D’altra parte la scuola, essendo dell’obbligo fino a 16 anni, appare come una sorta di filtro attraverso cui l’intera popolazione passa e proprio in un periodo della vita in cui si va definendo con nettezza la personalità di ciascuno. Educare quindi ai sani principi del rispetto delle regole, e della Legge, oltre che compito primario della famiglia, è giustamente anche ruolo della scuola, che, insieme a filtrare, aggiustandoli, gli eventuali sbandamenti diffusi in particolari ambienti e condizioni sociali, è il primo Organismo “visibile e tangibile” che il cittadino ha con le Istituzioni e quindi con lo Stato.

Tuttavia, se dalla proclamazione dei principi si passa alla prassi, si vede come per lo più la scuola sia impreparata ad affrontare queste necessità. 

Moltissime scuole danno inoltre dello Stato purtroppo una immagine di disordine e di assoluta distanza dal cittadino, nel momento in cui sono carenti di quello strutture che danno il segno della disciplina e dell’efficienza: mancanza di parcheggi, aule umide, rincorrersi di supplenti durante l’anno, singhiozzo dell’acque e dei riscaldamenti, solai che cadono, ecc.  

Ma se si va più a fondo, si vede come il principio guida di questa “educazione alla legalità” ha piedi di argilla allorché lo Stato, attraverso i comportamenti dei suoi rappresentanti al Parlamento, appare rissoso, violento, arruffino. 

È infatti luogo comune dire: i politici sono tutti ladri, la politica è collusa con la mafia, e poi politici accusati di delitti che continuano la loro funzione di legislatori ecc. 

La battaglia per l’”educazione alla legalità” inizia, come si vede, già in svantaggio e per responsabilità proprio di quello Stato di cui la scuola è diretta emanazione e che si vorrebbe garantire. 

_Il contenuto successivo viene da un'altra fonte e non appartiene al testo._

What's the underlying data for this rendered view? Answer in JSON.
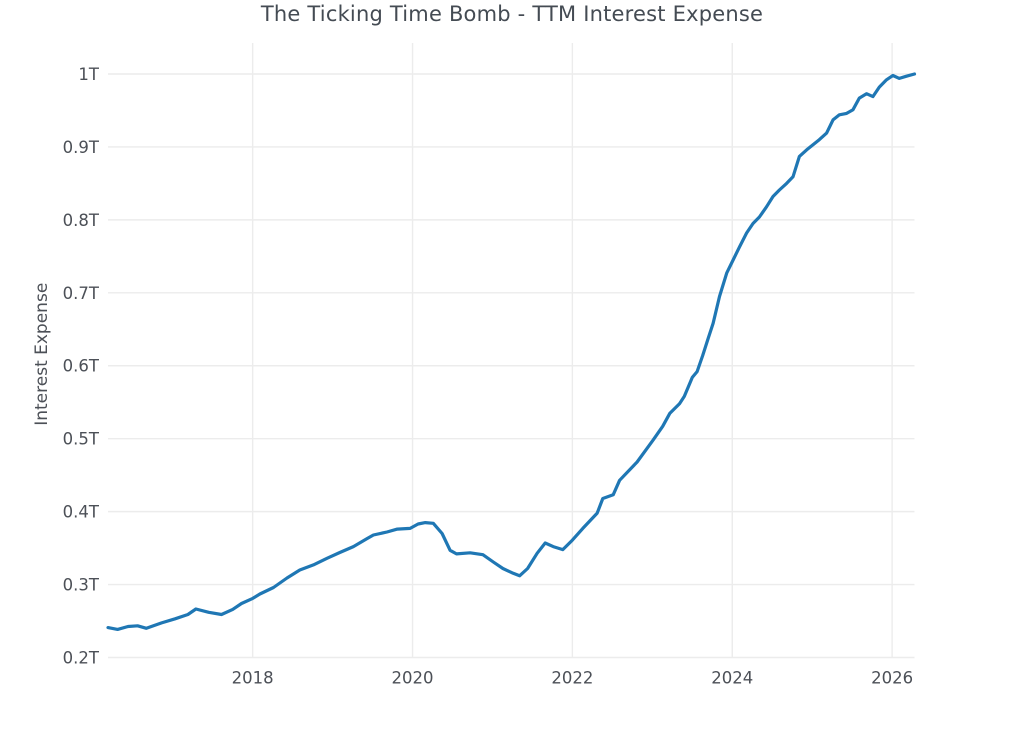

Andando ancora più in profondità, vorremmo dire come talvolta capiti persino che talune scuole organizzino incontri con magistrati, con vittime della mafia, con i taglieggiati del racket. È vero che al termine la scuola si sente un po’ più con la coscienza apposto e può ben dire di avere contribuito a un esito suspicato della battaglia contro la malavita, ma è vero in parte, perché quell’incontro è servito in qualche modo ad allontanare una interrogazione o una spiegazione, mentre non sempre raggiunge gli obiettivi sperati. 

Il nodo, crediamo, di una buona “educazione alla legalità” sia da ricercarsi nella risposta che uno dei più illustri intellettuali italiani diede a un docente che gli chiedeva appunto: che fare per i giovani? “I classici, collega! I classici!”, rispose. E perché?  Perché nei classici, l’interlocutore del docente voleva dire vivono tutte le espressioni più nobili dell’uomo, come la musica, la poesia, la filosofia, l’arte. Lì sta la legalità: nella conoscenza del pensiero di chi ha tracciato la “commozione” dell’uomo, ne ha sedotto le suggestioni, gli ha indicato le orme di una creazione ben più ampia. 

Diceva Piero Citati che per molti alunni la scuola è l’unica occasione e l’unico luogo, non per tanto conoscere discipline spesso noiose, ma per sentire parlare almeno di Dante, di Petrarca, di Goethe. E allora su questo bisognerebbe puntare e su tutte quelle arti che nella scuola non hanno mai convissuto. 

Quale esperienza notevole sarebbe, da una scuola professionale ad un liceo, dedicare alcune ore settimanali all’ascolto di Mozart o Wagner o Verdi; introdurre i ragazzi alla scoperta della drammaturgia scespiriana o a quella di Lope de Vega o Brecht? 

Forse per questo è auspicabile una vera riforma della istruzione italiana, la quale oltre che nuova e condivisa, sia di frattura col vecchio schema scolastico che ha spesso selezionato i suoi “clienti” in aree ben definite di istruzione, dove ai licei si contrapponevano i professionali, all’umanesimo le scienze, dimenticando invece che l’arte appartiene al mondo intero e tutti hanno il diritto di “saperla”.

Ecco perché, crediamo, lo Stato debba dare un ulteriore e forte segnale della sua presenza, e non solo nel varo di una rivisitazione complessiva della scuola, senza primogeniture e soprattutto condivisa, ma anche nel finanziare un aggiornamento serio e qualificante dei docenti che sono il perno di un cambiamento veramente reale.